Tijdens de zitting op 15 augustus 2017, waar beide partijen zich lieten vertegenwoordigen door hun gemachtigde, werd het procesverloop besproken. De rechtbank overwoog dat de eiser, die in het verleden asielaanvragen in Zwitserland en Duitsland had ingediend, onvoldoende bewijs had geleverd om aan te tonen dat Duitsland zijn asielaanvraag niet zorgvuldig zou behandelen. De rechtbank stelde vast dat de eiser geen documenten had overgelegd ter onderbouwing van zijn claims over de behandeling door de Duitse autoriteiten.
De rechtbank concludeerde dat de staatssecretaris zich op het standpunt mocht stellen dat Duitsland op grond van de Dublinverordening verantwoordelijk was voor de behandeling van de asielaanvraag. De eiser had niet aangetoond dat er redenen waren om aan te nemen dat Duitsland zijn verdragsverplichtingen niet nakomt.

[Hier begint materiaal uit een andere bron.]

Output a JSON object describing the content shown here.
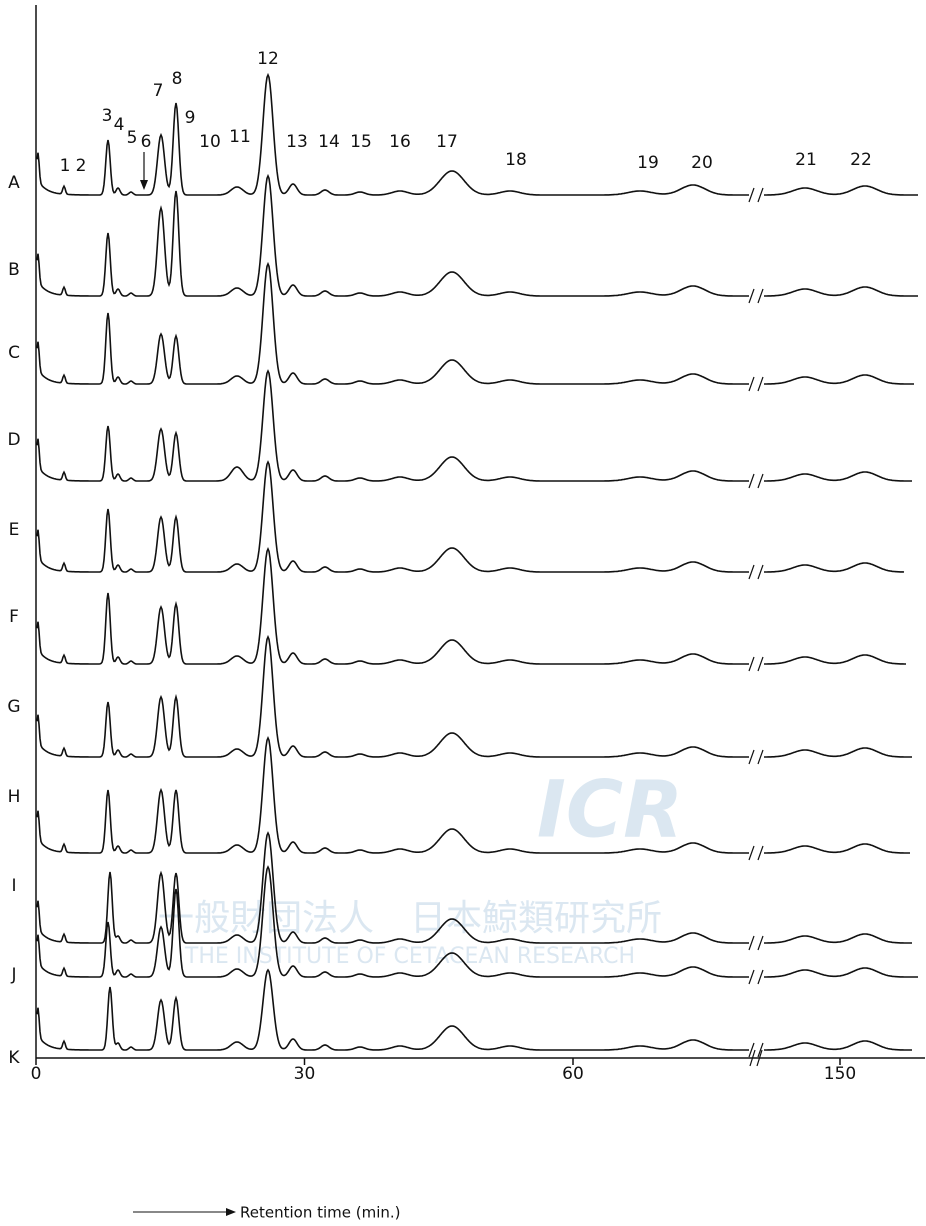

Daarom werd het beroep van de eiser ongegrond verklaard en werd er geen aanleiding gezien voor een proceskostenveroordeling.
De uitspraak werd openbaar uitgesproken en partijen werden geïnformeerd over de mogelijkheid om binnen een week hoger beroep in te stellen bij de Afdeling bestuursrechtspraak van de Raad van State.